The best way to learn physics is practise, practise, and practise. You need to check whether you understood all the concepts or not, therefore, try to think logically and correlate your questions with real life situations. I saw in this web-page some ideas for learning physics and other technical courses. In summary, these are some points to take it into account:

1. Never miss a class. Ever. Although you do not believe it, you can learn physics with lectures.
2. Never fail to do every problem of every assignment.
3. If you are required to hand in problem solutions, do the problem twice. The first version should go in your own notebook, along with all the failed attempts. The second should be a copy to hand in.
4. Always prepare for each class. That means have a look at what is coming up in the text or notes after you have done the assignments. Check the guide of the subject.
5. Write out your work for every problem clearly. Show every step, even if your phone mobile has 1 Gb of memory.
6. Do not ever try to erase your mistakes, just cross out with a single line.
7. Always draw a picture for each problem and label it clearly.
8. To study for tests, do problems. Write down any formulas each time you use them and you will know them by heart without any further effort.

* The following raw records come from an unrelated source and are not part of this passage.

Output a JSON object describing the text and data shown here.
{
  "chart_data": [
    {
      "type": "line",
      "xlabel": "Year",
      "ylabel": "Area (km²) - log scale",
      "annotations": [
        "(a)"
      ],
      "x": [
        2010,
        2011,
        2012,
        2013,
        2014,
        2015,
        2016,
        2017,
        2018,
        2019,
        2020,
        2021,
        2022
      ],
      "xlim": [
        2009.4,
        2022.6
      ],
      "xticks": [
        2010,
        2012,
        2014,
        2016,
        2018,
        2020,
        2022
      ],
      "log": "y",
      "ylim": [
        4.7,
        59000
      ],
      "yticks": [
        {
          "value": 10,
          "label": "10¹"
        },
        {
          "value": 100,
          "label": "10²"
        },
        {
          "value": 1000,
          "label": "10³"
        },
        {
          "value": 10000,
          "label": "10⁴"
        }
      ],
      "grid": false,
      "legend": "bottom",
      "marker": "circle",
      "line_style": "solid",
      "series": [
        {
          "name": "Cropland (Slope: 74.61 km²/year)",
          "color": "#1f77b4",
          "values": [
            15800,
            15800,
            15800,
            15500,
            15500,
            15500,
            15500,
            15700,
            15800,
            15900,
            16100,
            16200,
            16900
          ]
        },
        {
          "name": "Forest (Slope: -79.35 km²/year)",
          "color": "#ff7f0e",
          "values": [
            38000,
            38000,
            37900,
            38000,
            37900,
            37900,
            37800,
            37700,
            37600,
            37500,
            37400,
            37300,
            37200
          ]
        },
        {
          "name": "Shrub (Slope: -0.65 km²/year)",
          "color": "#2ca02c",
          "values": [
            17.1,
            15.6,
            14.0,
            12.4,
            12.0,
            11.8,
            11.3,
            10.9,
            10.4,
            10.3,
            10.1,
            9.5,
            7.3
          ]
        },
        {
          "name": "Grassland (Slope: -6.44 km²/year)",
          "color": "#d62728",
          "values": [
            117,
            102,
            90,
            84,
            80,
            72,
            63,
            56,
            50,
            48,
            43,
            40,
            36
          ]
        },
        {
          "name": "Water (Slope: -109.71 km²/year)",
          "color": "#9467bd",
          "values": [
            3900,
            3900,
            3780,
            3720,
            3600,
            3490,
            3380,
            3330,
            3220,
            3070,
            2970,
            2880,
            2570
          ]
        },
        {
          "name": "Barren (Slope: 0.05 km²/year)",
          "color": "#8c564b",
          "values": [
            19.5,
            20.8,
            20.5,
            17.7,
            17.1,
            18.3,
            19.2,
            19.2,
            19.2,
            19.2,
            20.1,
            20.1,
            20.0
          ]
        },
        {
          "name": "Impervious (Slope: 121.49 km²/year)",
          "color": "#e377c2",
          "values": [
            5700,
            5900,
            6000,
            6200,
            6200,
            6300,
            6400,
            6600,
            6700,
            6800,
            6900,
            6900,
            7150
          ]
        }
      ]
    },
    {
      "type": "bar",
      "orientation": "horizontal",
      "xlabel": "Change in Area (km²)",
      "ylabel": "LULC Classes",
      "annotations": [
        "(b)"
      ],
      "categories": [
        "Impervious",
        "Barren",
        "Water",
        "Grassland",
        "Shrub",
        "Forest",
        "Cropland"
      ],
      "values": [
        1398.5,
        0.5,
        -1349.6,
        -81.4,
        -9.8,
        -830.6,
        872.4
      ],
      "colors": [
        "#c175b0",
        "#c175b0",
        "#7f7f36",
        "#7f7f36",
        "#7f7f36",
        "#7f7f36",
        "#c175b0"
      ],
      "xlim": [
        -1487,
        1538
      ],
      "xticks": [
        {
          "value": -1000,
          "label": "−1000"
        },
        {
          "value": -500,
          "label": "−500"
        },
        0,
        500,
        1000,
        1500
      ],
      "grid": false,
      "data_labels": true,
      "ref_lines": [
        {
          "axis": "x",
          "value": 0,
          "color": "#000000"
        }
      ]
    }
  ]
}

9. Always ask for help, but make sure that you have done your part before you go to the teacher. This means that you must work out the offending problem neatly up to the point where you lose the trail.
10. All that really ever works is to review and to practise solving problems.
11. Learn to draw a good graph, properly labelled and scaled.
12. Always do your own work, especially in laboratory settings. That means preparing your own report on your own, even if the data was collected by someone else.
13. Always prepare for the laboratory: know what you are going to do and how you are going to do it.
14. Last but not least, it is important in your career to demonstrate your integrity as a student and as a person. A reputation for honesty will serve you far better than any course grade. It is incredible, isn’t?!!!!